Zhou Yufei und die Frau gingen voran. Sie schlenderten entlang und bewunderten die Blumen und Pflanzen. Zhou zeigte mit seiner wortgewandten Art seinen Charme und seine romantische Ader, während die Frau ein höfliches Lächeln bewahrte, obwohl ihr Blick eine gewisse Distanz wahrte. Zhou Yufei freute sich insgeheim, wirkte aber nach außen hin immer eifriger, pflückte gelegentlich eine Blume, deutete manchmal auf einen Pavillon in der Ferne und schien überaus fürsorglich. Die Frau schien aufmerksam zuzuhören, doch ihr Blick schweifte leicht ab und beobachtete immer wieder die Bewegungen der Menschen hinter ihnen.
Duan Chen und Xiao Changqing gingen etwa fünf Schritte voneinander entfernt, Zuo Xin folgte ihnen ganz hinten. Zhao Ting und Zhan Yun wollten ursprünglich Duan Chen folgen, doch ein finsterer Blick von Xiao Changqing veranlasste sie, zurückzubleiben und neben Zuo Xin zu gehen.

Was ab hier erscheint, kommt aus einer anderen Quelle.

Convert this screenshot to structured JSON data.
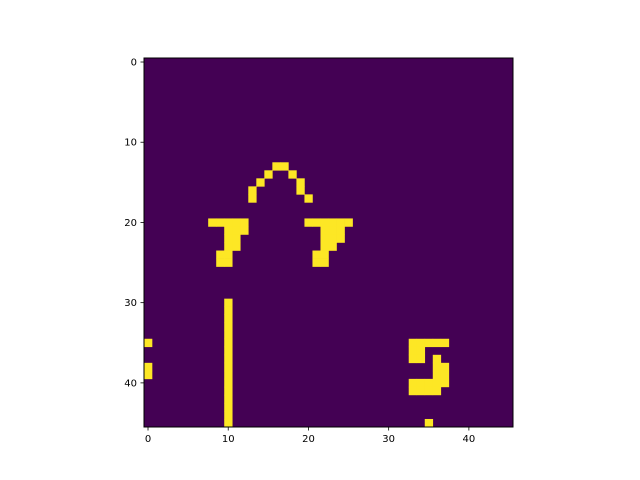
{
  "chart_data": {
    "type": "heatmap",
    "rows": 46,
    "cols": 46,
    "colormap": "viridis",
    "colors": {
      "background": "#440154",
      "foreground": "#fde725",
      "axis": "#000000"
    },
    "x_ticks": [
      0,
      10,
      20,
      30,
      40
    ],
    "y_ticks": [
      0,
      10,
      20,
      30,
      40
    ],
    "x_tick_labels": [
      "0",
      "10",
      "20",
      "30",
      "40"
    ],
    "y_tick_labels": [
      "0",
      "10",
      "20",
      "30",
      "40"
    ],
    "xlim": [
      -0.5,
      45.5
    ],
    "ylim": [
      45.5,
      -0.5
    ],
    "grid": false,
    "title": "",
    "xlabel": "",
    "ylabel": "",
    "value_range": [
      0,
      1
    ],
    "lit_cells": [
      [
        13,
        16
      ],
      [
        13,
        17
      ],
      [
        14,
        15
      ],
      [
        14,
        18
      ],
      [
        15,
        14
      ],
      [
        15,
        19
      ],
      [
        16,
        13
      ],
      [
        16,
        19
      ],
      [
        17,
        13
      ],
      [
        17,
        20
      ],
      [
        20,
        8
      ],
      [
        20,
        9
      ],
      [
        20,
        10
      ],
      [
        20,
        11
      ],
      [
        20,
        12
      ],
      [
        20,
        20
      ],
      [
        20,
        21
      ],
      [
        20,
        22
      ],
      [
        20,
        23
      ],
      [
        20,
        24
      ],
      [
        20,
        25
      ],
      [
        21,
        10
      ],
      [
        21,
        11
      ],
      [
        21,
        12
      ],
      [
        21,
        22
      ],
      [
        21,
        23
      ],
      [
        21,
        24
      ],
      [
        22,
        10
      ],
      [
        22,
        11
      ],
      [
        22,
        22
      ],
      [
        22,
        23
      ],
      [
        22,
        24
      ],
      [
        23,
        10
      ],
      [
        23,
        11
      ],
      [
        23,
        22
      ],
      [
        23,
        23
      ],
      [
        24,
        9
      ],
      [
        24,
        10
      ],
      [
        24,
        21
      ],
      [
        24,
        22
      ],
      [
        25,
        9
      ],
      [
        25,
        10
      ],
      [
        25,
        21
      ],
      [
        25,
        22
      ],
      [
        30,
        10
      ],
      [
        31,
        10
      ],
      [
        32,
        10
      ],
      [
        33,
        10
      ],
      [
        34,
        10
      ],
      [
        35,
        10
      ],
      [
        36,
        10
      ],
      [
        37,
        10
      ],
      [
        38,
        10
      ],
      [
        39,
        10
      ],
      [
        40,
        10
      ],
      [
        41,
        10
      ],
      [
        42,
        10
      ],
      [
        43,
        10
      ],
      [
        44,
        10
      ],
      [
        45,
        10
      ],
      [
        35,
        0
      ],
      [
        38,
        0
      ],
      [
        39,
        0
      ],
      [
        35,
        33
      ],
      [
        35,
        34
      ],
      [
        35,
        35
      ],
      [
        35,
        36
      ],
      [
        35,
        37
      ],
      [
        36,
        33
      ],
      [
        36,
        34
      ],
      [
        37,
        33
      ],
      [
        37,
        34
      ],
      [
        37,
        36
      ],
      [
        38,
        36
      ],
      [
        38,
        37
      ],
      [
        39,
        36
      ],
      [
        39,
        37
      ],
      [
        40,
        33
      ],
      [
        40,
        34
      ],
      [
        40,
        35
      ],
      [
        40,
        36
      ],
      [
        40,
        37
      ],
      [
        41,
        33
      ],
      [
        41,
        34
      ],
      [
        41,
        35
      ],
      [
        41,
        36
      ],
      [
        45,
        35
      ]
    ]
  }
}
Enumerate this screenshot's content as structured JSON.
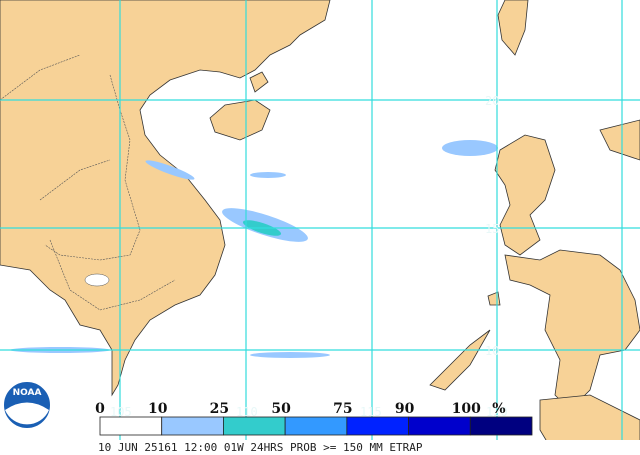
{
  "logo": "NOAA",
  "grid": {
    "latitudes": [
      "20",
      "15",
      "10"
    ],
    "longitudes": [
      "105",
      "110",
      "115",
      "120"
    ]
  },
  "legend": {
    "labels": [
      "0",
      "10",
      "25",
      "50",
      "75",
      "90",
      "100"
    ],
    "unit": "%",
    "colors": [
      "#ffffff",
      "#99c8ff",
      "#33cccc",
      "#3399ff",
      "#0022ff",
      "#0000cc",
      "#000080"
    ]
  },
  "caption": "10 JUN 25161 12:00 01W 24HRS PROB >= 150 MM ETRAP"
}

Die beiden fürchteten Xiao Changqing nicht, merkten aber, dass Duan Chen schlechte Laune hatte und wagten es nicht, die Schöne noch weiter zu verärgern. Gehorsam folgten sie ihm, die Blicke fest auf die blassblaue Gestalt gerichtet, ihre Gesichter verrieten Besorgnis. Zuo Xin warf den beiden einen Blick zu und kicherte leise: „Schaffst du nicht mal das hier?“
Zhao Ting warf Zuo Xin einen Blick zu, dann beobachtete er wieder den Rücken der schönen Frau und lauschte gespannt ihrem Gespräch. Zhan Yun lächelte schwach und antwortete leise: „Es ist wahrlich keine angenehme Erfahrung.“
Zuo Xin warf Zhan Yun einen bedeutungsvollen Blick zu und nickte lächelnd.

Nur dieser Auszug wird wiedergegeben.